略称SBR。スチレンとブタジエンを共重合させて得られる合成ゴム。合成ゴムの中で最も多く生産,使用されている代表的な品種で,自動車タイヤをはじめほとんどのゴム製品に使用される汎用合成ゴムである。1930年代にドイツで研究,工業化されブナS(Buna S)の商品名で市販された。太平洋戦争中はアメリカにおいて政府管理のGovernment Synthetic Rubber Programにより軍需用にGR-Sの名称で大量に生産,使用された。ラジカル重合開始剤を用いた乳化重合法により製造される。重合温度は通常5℃付近または50℃付近で,前者の場合をコールドラバー,後者の場合をホットラバーと称している。特殊用途以外の大部分のSBRはコールドラバーである。SBRの代表的組成はスチレン23.5%,ブタジエン76.5%である。ブタジエンの結合様式はシス-1,4結合13%,トランス-1,4結合69%,1,2結合18%である。

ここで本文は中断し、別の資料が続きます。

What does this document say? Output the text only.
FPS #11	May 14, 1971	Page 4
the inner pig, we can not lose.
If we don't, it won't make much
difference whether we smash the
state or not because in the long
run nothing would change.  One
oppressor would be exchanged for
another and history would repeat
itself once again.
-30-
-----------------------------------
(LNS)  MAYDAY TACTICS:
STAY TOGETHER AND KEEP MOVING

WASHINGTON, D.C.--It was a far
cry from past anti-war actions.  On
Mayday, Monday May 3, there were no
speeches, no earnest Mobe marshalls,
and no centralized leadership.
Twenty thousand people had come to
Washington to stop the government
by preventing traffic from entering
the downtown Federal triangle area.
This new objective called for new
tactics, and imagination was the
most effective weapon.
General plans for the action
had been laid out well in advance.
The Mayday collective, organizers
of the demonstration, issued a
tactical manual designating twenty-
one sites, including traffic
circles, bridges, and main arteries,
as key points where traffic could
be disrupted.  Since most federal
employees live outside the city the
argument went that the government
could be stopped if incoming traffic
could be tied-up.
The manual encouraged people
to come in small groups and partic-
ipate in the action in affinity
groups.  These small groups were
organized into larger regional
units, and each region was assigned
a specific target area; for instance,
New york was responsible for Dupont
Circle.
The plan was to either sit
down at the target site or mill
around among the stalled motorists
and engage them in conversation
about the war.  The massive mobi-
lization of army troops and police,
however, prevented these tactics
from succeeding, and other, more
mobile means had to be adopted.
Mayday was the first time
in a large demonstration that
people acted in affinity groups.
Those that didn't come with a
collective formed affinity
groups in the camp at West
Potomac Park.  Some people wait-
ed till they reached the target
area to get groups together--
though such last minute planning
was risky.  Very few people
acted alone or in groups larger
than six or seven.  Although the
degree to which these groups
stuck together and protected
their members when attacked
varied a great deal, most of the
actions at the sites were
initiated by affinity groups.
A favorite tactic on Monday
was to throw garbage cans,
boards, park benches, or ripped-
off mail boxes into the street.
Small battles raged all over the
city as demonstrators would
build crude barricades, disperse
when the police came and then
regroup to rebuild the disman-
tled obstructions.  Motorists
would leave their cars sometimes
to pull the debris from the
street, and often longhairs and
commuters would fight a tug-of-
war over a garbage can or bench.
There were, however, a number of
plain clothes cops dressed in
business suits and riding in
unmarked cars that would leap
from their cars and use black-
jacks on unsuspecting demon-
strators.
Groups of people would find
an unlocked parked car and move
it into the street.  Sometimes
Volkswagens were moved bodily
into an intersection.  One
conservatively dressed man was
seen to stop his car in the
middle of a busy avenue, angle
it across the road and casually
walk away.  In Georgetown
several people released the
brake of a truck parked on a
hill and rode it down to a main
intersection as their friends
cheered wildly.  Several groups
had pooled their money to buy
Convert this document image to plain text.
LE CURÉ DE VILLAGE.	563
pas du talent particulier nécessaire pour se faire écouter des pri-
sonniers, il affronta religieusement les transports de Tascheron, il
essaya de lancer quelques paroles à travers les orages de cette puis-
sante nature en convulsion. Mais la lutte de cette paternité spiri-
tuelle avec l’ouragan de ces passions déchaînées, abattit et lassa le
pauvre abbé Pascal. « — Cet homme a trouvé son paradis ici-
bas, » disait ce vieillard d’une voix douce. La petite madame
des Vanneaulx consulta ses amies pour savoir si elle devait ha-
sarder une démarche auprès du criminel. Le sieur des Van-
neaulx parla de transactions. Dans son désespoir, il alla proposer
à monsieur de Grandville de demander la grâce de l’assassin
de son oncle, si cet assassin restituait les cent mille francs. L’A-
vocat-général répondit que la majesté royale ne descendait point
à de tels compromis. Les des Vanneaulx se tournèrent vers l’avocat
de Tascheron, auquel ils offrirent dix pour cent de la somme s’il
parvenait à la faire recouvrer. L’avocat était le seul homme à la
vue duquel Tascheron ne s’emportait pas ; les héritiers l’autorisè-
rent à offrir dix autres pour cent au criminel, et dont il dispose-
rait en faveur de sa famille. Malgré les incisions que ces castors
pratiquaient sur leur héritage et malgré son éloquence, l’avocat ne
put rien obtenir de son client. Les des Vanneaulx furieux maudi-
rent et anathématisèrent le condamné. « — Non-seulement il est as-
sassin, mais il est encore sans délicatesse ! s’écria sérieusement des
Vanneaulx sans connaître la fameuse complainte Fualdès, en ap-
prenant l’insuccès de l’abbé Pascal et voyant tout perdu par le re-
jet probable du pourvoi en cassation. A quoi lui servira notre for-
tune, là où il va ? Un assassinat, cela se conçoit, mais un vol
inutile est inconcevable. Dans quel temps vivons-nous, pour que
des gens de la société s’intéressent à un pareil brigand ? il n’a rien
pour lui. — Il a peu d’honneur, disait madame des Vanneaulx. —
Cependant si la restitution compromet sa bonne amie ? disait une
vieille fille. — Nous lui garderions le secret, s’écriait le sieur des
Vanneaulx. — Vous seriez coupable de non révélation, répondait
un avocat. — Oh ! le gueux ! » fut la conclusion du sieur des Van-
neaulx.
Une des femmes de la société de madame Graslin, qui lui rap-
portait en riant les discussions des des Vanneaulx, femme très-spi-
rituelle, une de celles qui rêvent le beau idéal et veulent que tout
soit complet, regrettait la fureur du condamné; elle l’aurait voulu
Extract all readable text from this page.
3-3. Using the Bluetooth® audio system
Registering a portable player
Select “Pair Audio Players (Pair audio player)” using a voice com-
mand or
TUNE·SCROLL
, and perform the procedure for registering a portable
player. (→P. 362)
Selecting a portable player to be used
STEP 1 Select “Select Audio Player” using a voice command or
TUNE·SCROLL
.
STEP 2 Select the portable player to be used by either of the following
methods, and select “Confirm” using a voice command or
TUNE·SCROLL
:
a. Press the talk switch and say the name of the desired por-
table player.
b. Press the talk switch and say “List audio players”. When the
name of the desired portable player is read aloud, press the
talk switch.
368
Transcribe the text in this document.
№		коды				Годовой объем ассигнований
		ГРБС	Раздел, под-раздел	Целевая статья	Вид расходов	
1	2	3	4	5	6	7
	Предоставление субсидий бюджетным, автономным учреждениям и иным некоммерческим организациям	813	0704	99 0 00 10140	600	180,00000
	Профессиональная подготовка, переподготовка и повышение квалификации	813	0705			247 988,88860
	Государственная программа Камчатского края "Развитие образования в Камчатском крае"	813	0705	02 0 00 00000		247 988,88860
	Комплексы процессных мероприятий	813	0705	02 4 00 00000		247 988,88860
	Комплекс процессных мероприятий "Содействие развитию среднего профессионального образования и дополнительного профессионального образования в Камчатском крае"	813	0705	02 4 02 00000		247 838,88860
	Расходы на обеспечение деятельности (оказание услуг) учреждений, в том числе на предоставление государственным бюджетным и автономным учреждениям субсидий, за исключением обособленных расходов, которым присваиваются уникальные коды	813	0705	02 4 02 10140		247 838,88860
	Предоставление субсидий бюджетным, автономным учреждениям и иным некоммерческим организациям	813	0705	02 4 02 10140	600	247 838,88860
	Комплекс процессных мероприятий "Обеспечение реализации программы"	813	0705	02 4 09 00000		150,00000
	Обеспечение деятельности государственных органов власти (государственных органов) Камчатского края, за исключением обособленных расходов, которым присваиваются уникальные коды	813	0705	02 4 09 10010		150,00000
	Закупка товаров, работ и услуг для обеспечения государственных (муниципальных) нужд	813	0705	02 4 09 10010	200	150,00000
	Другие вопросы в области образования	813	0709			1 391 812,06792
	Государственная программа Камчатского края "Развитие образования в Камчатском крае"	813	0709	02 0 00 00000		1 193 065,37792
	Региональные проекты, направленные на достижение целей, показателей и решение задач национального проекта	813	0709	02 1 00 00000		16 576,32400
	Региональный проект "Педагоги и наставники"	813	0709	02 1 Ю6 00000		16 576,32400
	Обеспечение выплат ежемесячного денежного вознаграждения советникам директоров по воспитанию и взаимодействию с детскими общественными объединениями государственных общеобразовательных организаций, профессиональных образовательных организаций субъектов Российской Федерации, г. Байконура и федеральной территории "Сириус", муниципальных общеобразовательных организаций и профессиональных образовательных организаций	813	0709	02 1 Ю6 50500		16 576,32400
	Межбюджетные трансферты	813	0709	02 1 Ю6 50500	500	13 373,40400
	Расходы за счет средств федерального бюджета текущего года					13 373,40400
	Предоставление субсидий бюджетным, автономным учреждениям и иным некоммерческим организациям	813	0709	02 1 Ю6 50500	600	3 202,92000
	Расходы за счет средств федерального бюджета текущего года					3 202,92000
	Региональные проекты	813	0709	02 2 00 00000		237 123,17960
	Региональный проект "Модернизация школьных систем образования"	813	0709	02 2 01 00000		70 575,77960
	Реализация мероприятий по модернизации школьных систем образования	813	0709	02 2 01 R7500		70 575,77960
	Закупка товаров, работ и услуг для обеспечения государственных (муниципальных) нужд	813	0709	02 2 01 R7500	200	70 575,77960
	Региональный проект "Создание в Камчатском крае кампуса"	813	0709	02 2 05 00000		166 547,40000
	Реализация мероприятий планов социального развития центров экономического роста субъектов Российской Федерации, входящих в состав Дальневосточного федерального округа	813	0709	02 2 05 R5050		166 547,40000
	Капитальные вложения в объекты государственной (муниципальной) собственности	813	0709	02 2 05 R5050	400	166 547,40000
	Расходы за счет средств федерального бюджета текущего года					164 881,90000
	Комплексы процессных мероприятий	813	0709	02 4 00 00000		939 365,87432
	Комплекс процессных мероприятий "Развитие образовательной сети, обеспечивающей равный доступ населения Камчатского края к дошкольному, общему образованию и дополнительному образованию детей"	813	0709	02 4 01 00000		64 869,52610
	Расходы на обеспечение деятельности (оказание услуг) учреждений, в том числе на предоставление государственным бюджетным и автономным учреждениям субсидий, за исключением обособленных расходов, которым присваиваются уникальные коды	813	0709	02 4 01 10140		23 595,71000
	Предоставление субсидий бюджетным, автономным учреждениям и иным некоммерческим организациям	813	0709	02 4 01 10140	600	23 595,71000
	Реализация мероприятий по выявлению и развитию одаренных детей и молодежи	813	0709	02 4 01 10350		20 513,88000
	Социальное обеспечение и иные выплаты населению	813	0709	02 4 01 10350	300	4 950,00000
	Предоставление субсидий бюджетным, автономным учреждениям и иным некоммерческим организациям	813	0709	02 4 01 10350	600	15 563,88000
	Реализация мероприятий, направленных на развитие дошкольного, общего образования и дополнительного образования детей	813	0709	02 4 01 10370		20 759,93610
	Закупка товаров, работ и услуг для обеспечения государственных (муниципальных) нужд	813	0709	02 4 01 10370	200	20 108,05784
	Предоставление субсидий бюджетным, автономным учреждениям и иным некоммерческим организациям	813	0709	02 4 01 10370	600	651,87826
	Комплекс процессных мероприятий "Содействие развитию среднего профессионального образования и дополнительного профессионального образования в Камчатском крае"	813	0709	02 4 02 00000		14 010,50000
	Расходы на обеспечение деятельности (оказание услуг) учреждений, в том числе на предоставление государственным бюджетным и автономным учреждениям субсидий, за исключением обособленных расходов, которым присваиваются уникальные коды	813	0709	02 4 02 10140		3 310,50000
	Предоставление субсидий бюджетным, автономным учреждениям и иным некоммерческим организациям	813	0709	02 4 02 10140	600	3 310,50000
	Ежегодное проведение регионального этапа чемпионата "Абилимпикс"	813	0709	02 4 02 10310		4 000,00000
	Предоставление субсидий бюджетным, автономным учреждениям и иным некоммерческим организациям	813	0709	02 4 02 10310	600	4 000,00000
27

 以上に述べたSBRは水を媒体として乳化ラジカル重合法により製造される歴史の古い合成ゴムであるが,近年になって有機溶媒中,イオン重合法による溶液重合タイプのSBRも製造されるようになった。重合触媒としては有機リチウム化合物が使用される。一般のゴム製品の原料として使用されるが,プラスチックの耐衝撃性改良のためのブレンド用としても使用される。また,この重合法を応用すると,ポリブタジエン鎖の両端にポリスチレン鎖をもつブロックタイプのSBRも得られる。これは加硫しなくても加硫ゴムのような弾性を示し,プラスチックと同様に射出成形,押出成形が可能なことから,自動車用部品などの成形品,履物,ホースなどのほか,プラスチック改質用や接着剤用としても使用される。